Karuan penonton wayang kulit terpingkal, bahkan beberapa sinden yang duduk berjajar di belakang keduanya tampak tidak kuasa menahan tawa. "Pecah grrrrrrnya berantakan....!!!"
Cak Percil-Cak Yudo tidak bisa memungkiri perkembangan zaman. Guyonan "coro wong ndeso" itu dikapitalisasi sesuai era digital sehingga penampilan keduanya di pangggung rakyat menyeruak di platform media sosial yang tidak lagi mengenal batas ruang dan waktu.
Oleh sebab itu, keduanya tidak hanya terkenal di Jawa, melainkan juga di luar negeri, terutama yang banyak WNI-nya.
Sayangnya, kebersamaan mereka dalam naungan manajemen Peye Guyon Maton bakal berakhir.
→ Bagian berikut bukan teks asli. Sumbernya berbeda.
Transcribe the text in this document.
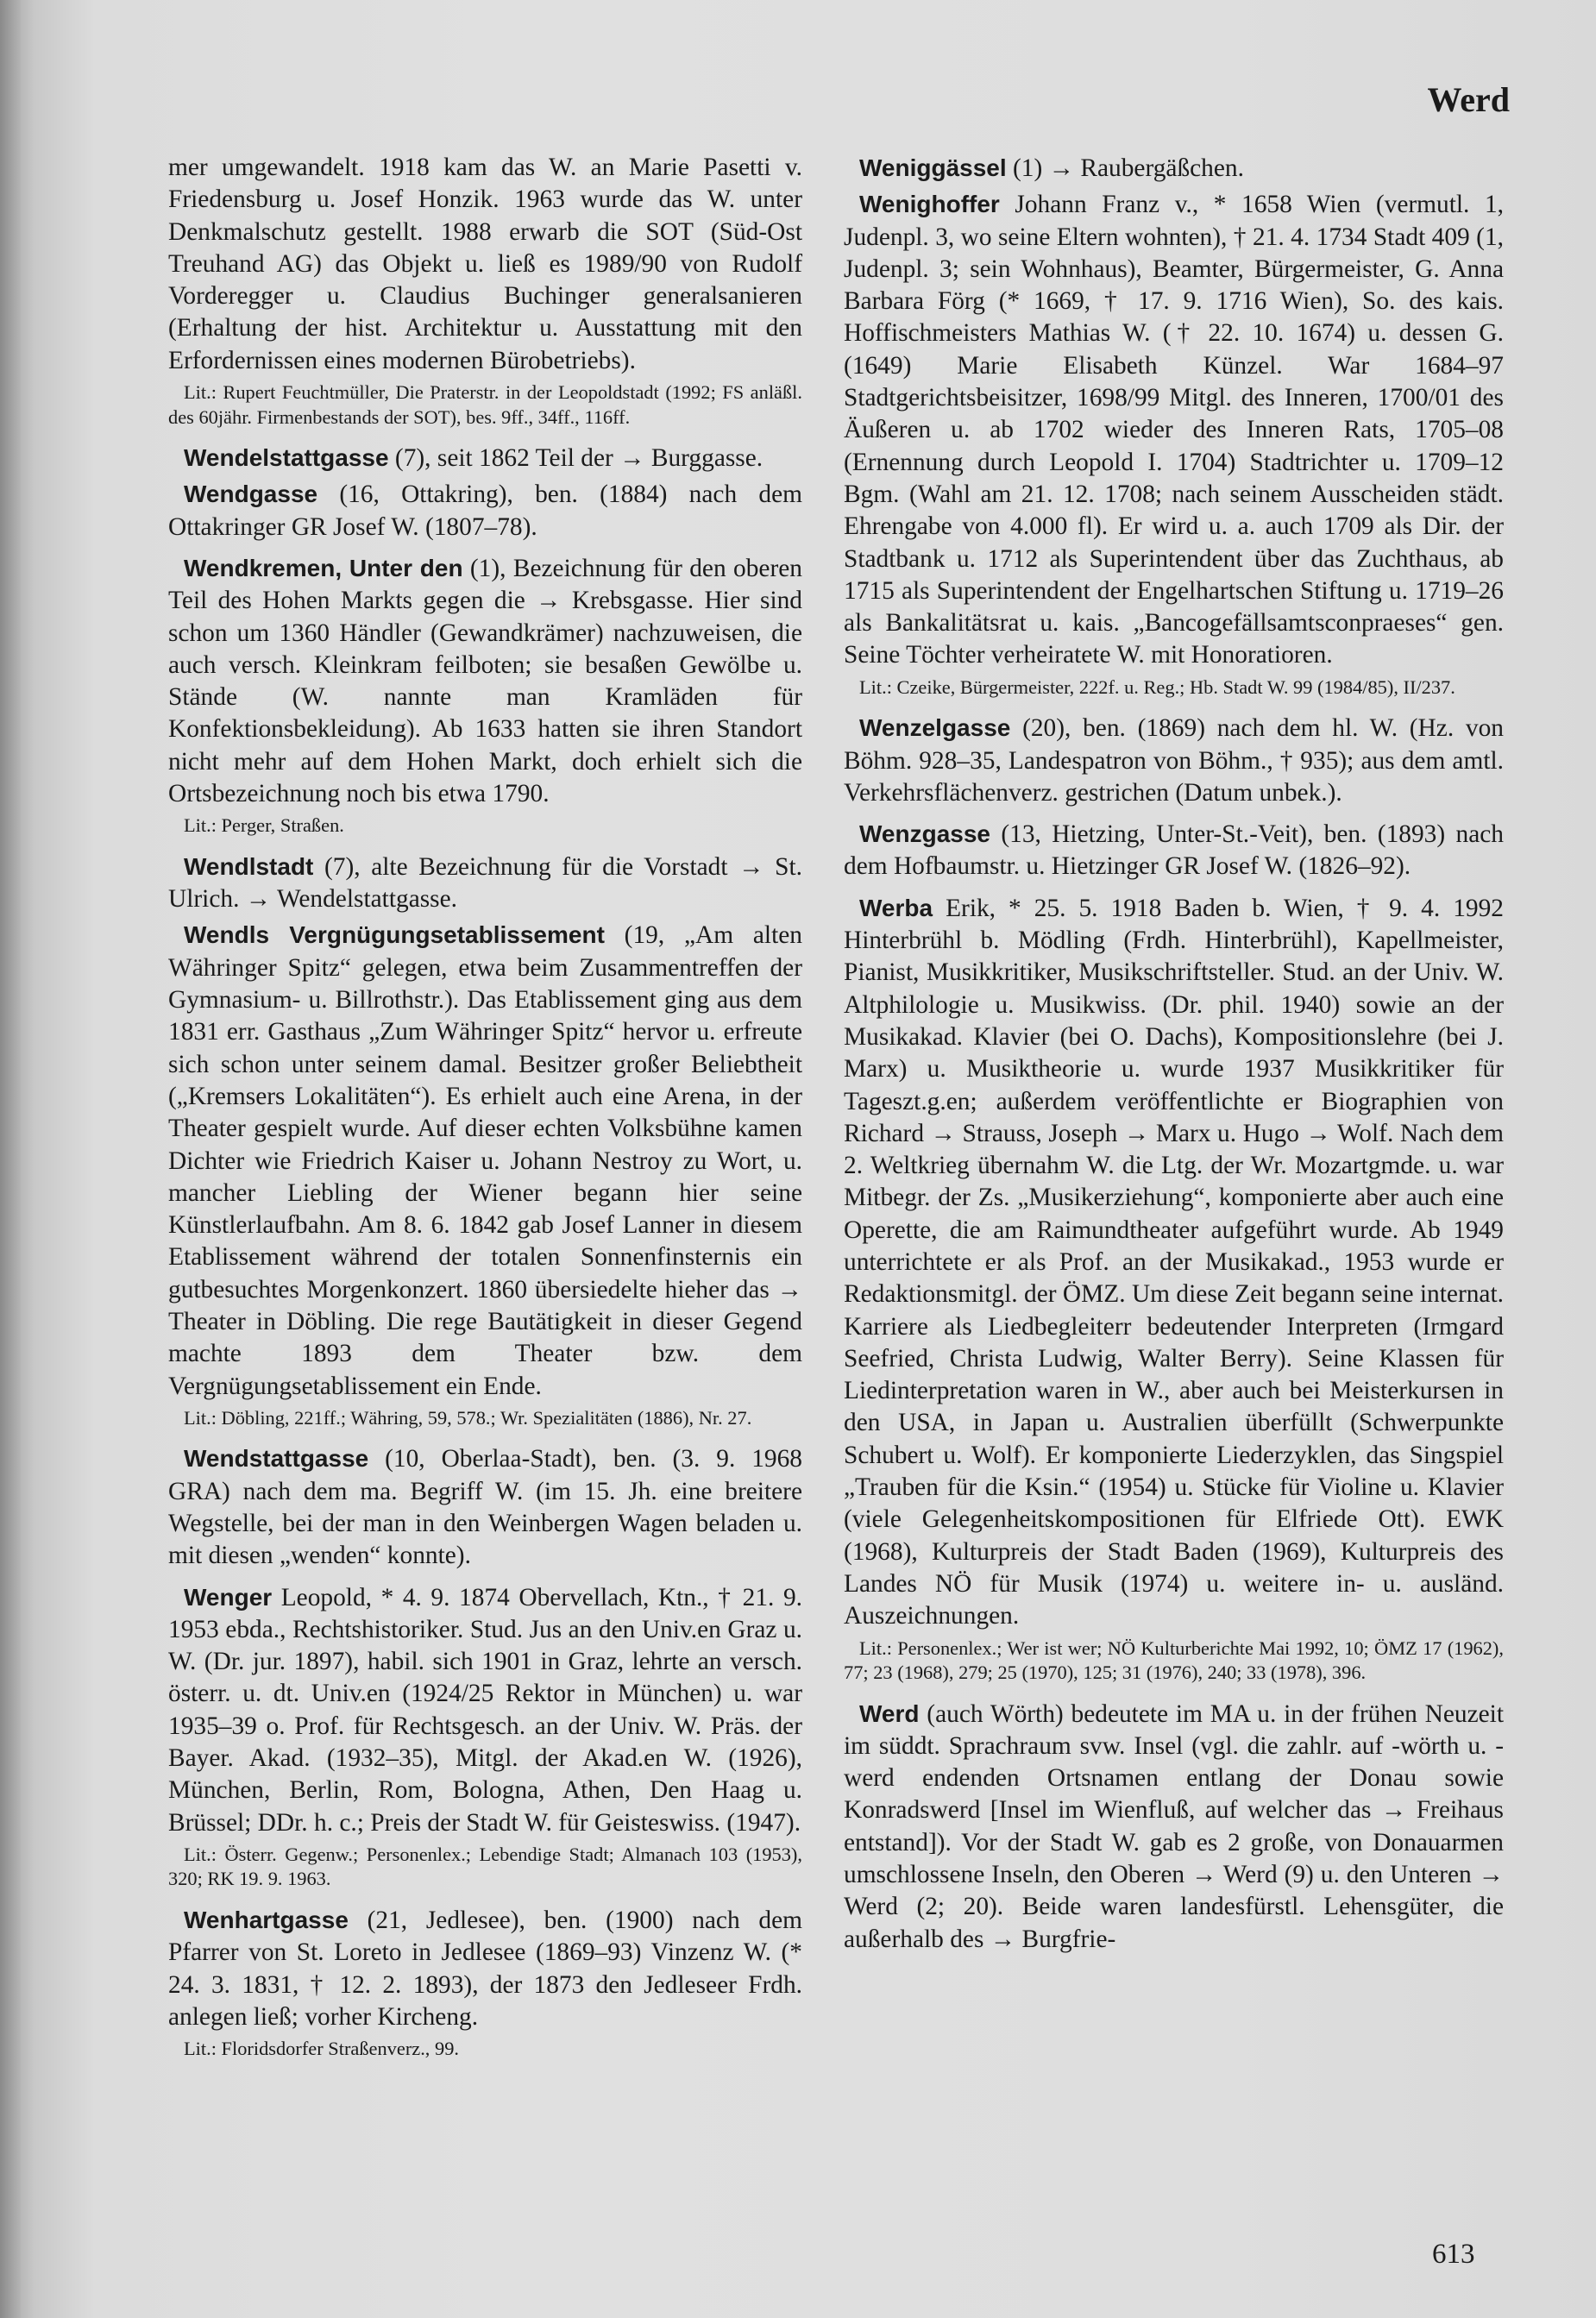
Werd

mer umgewandelt. 1918 kam das W. an Marie Pasetti v. Friedensburg u. Josef Honzik. 1963 wurde das W. unter Denkmalschutz gestellt. 1988 erwarb die SOT (Süd-Ost Treuhand AG) das Objekt u. ließ es 1989/90 von Rudolf Vorderegger u. Claudius Buchinger generalsanieren (Erhaltung der hist. Architektur u. Ausstattung mit den Erfordernissen eines modernen Bürobetriebs).

Lit.: Rupert Feuchtmüller, Die Praterstr. in der Leopoldstadt (1992; FS anläßl. des 60jähr. Firmenbestands der SOT), bes. 9ff., 34ff., 116ff.

Wendelstattgasse (7), seit 1862 Teil der → Burggasse.

Wendgasse (16, Ottakring), ben. (1884) nach dem Ottakringer GR Josef W. (1807–78).

Wendkremen, Unter den (1), Bezeichnung für den oberen Teil des Hohen Markts gegen die → Krebsgasse. Hier sind schon um 1360 Händler (Gewandkrämer) nachzuweisen, die auch versch. Kleinkram feilboten; sie besaßen Gewölbe u. Stände (W. nannte man Kramläden für Konfektionsbekleidung). Ab 1633 hatten sie ihren Standort nicht mehr auf dem Hohen Markt, doch erhielt sich die Ortsbezeichnung noch bis etwa 1790.

Lit.: Perger, Straßen.

Wendlstadt (7), alte Bezeichnung für die Vorstadt → St. Ulrich. → Wendelstattgasse.

Wendls Vergnügungsetablissement (19, „Am alten Währinger Spitz“ gelegen, etwa beim Zusammentreffen der Gymnasium- u. Billrothstr.). Das Etablissement ging aus dem 1831 err. Gasthaus „Zum Währinger Spitz“ hervor u. erfreute sich schon unter seinem damal. Besitzer großer Beliebtheit („Kremsers Lokalitäten“). Es erhielt auch eine Arena, in der Theater gespielt wurde. Auf dieser echten Volksbühne kamen Dichter wie Friedrich Kaiser u. Johann Nestroy zu Wort, u. mancher Liebling der Wiener begann hier seine Künstlerlaufbahn. Am 8. 6. 1842 gab Josef Lanner in diesem Etablissement während der totalen Sonnenfinsternis ein gutbesuchtes Morgenkonzert. 1860 übersiedelte hieher das → Theater in Döbling. Die rege Bautätigkeit in dieser Gegend machte 1893 dem Theater bzw. dem Vergnügungsetablissement ein Ende.

Lit.: Döbling, 221ff.; Währing, 59, 578.; Wr. Spezialitäten (1886), Nr. 27.

Wendstattgasse (10, Oberlaa-Stadt), ben. (3. 9. 1968 GRA) nach dem ma. Begriff W. (im 15. Jh. eine breitere Wegstelle, bei der man in den Weinbergen Wagen beladen u. mit diesen „wenden“ konnte).

Wenger Leopold, * 4. 9. 1874 Obervellach, Ktn., † 21. 9. 1953 ebda., Rechtshistoriker. Stud. Jus an den Univ.en Graz u. W. (Dr. jur. 1897), habil. sich 1901 in Graz, lehrte an versch. österr. u. dt. Univ.en (1924/25 Rektor in München) u. war 1935–39 o. Prof. für Rechtsgesch. an der Univ. W. Präs. der Bayer. Akad. (1932–35), Mitgl. der Akad.en W. (1926), München, Berlin, Rom, Bologna, Athen, Den Haag u. Brüssel; DDr. h. c.; Preis der Stadt W. für Geisteswiss. (1947).

Lit.: Österr. Gegenw.; Personenlex.; Lebendige Stadt; Almanach 103 (1953), 320; RK 19. 9. 1963.

Wenhartgasse (21, Jedlesee), ben. (1900) nach dem Pfarrer von St. Loreto in Jedlesee (1869–93) Vinzenz W. (* 24. 3. 1831, † 12. 2. 1893), der 1873 den Jedleseer Frdh. anlegen ließ; vorher Kircheng.

Lit.: Floridsdorfer Straßenverz., 99.

Weniggässel (1) → Raubergäßchen.

Wenighoffer Johann Franz v., * 1658 Wien (vermutl. 1, Judenpl. 3, wo seine Eltern wohnten), † 21. 4. 1734 Stadt 409 (1, Judenpl. 3; sein Wohnhaus), Beamter, Bürgermeister, G. Anna Barbara Förg (* 1669, † 17. 9. 1716 Wien), So. des kais. Hoffischmeisters Mathias W. († 22. 10. 1674) u. dessen G. (1649) Marie Elisabeth Künzel. War 1684–97 Stadtgerichtsbeisitzer, 1698/99 Mitgl. des Inneren, 1700/01 des Äußeren u. ab 1702 wieder des Inneren Rats, 1705–08 (Ernennung durch Leopold I. 1704) Stadtrichter u. 1709–12 Bgm. (Wahl am 21. 12. 1708; nach seinem Ausscheiden städt. Ehrengabe von 4.000 fl). Er wird u. a. auch 1709 als Dir. der Stadtbank u. 1712 als Superintendent über das Zuchthaus, ab 1715 als Superintendent der Engelhartschen Stiftung u. 1719–26 als Bankalitätsrat u. kais. „Bancogefällsamtsconpraeses“ gen. Seine Töchter verheiratete W. mit Honoratioren.

Lit.: Czeike, Bürgermeister, 222f. u. Reg.; Hb. Stadt W. 99 (1984/85), II/237.

Wenzelgasse (20), ben. (1869) nach dem hl. W. (Hz. von Böhm. 928–35, Landespatron von Böhm., † 935); aus dem amtl. Verkehrsflächenverz. gestrichen (Datum unbek.).

Wenzgasse (13, Hietzing, Unter-St.-Veit), ben. (1893) nach dem Hofbaumstr. u. Hietzinger GR Josef W. (1826–92).

Werba Erik, * 25. 5. 1918 Baden b. Wien, † 9. 4. 1992 Hinterbrühl b. Mödling (Frdh. Hinterbrühl), Kapellmeister, Pianist, Musikkritiker, Musikschriftsteller. Stud. an der Univ. W. Altphilologie u. Musikwiss. (Dr. phil. 1940) sowie an der Musikakad. Klavier (bei O. Dachs), Kompositionslehre (bei J. Marx) u. Musiktheorie u. wurde 1937 Musikkritiker für Tageszt.g.en; außerdem veröffentlichte er Biographien von Richard → Strauss, Joseph → Marx u. Hugo → Wolf. Nach dem 2. Weltkrieg übernahm W. die Ltg. der Wr. Mozartgmde. u. war Mitbegr. der Zs. „Musikerziehung“, komponierte aber auch eine Operette, die am Raimundtheater aufgeführt wurde. Ab 1949 unterrichtete er als Prof. an der Musikakad., 1953 wurde er Redaktionsmitgl. der ÖMZ. Um diese Zeit begann seine internat. Karriere als Liedbegleiterr bedeutender Interpreten (Irmgard Seefried, Christa Ludwig, Walter Berry). Seine Klassen für Liedinterpretation waren in W., aber auch bei Meisterkursen in den USA, in Japan u. Australien überfüllt (Schwerpunkte Schubert u. Wolf). Er komponierte Liederzyklen, das Singspiel „Trauben für die Ksin.“ (1954) u. Stücke für Violine u. Klavier (viele Gelegenheitskompositionen für Elfriede Ott). EWK (1968), Kulturpreis der Stadt Baden (1969), Kulturpreis des Landes NÖ für Musik (1974) u. weitere in- u. ausländ. Auszeichnungen.

Lit.: Personenlex.; Wer ist wer; NÖ Kulturberichte Mai 1992, 10; ÖMZ 17 (1962), 77; 23 (1968), 279; 25 (1970), 125; 31 (1976), 240; 33 (1978), 396.

Werd (auch Wörth) bedeutete im MA u. in der frühen Neuzeit im süddt. Sprachraum svw. Insel (vgl. die zahlr. auf -wörth u. -werd endenden Ortsnamen entlang der Donau sowie Konradswerd [Insel im Wienfluß, auf welcher das → Freihaus entstand]). Vor der Stadt W. gab es 2 große, von Donauarmen umschlossene Inseln, den Oberen → Werd (9) u. den Unteren → Werd (2; 20). Beide waren landesfürstl. Lehensgüter, die außerhalb des → Burgfrie-

613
Sejauh ini belum diketahui penyebab pecah kongsi layaknya pasangan kepala daerah tersebut.
Namun sudah menjadi rahasia umum di dunia hiburan, pecahnya grup atau kelompok tertentu biasanya dilatarbelakangi masalah honor.
Apes atau Teledor?
"Harusnya kita sudah tidak bekerja sama lagi sejak 1 Januari 2018. Jadwal (kontrak) yang masuk sebelum Januari 2018 harus diselesaikan dulu karena di situ banyak sekali, seperti di Hong Kong, di Taiwan yang membutuhkan satu grup antara saya dan Cak Percil," demikian klarifikasi Cak Yudo yang diunggah di Youtube pada pertengahan Januari lalu.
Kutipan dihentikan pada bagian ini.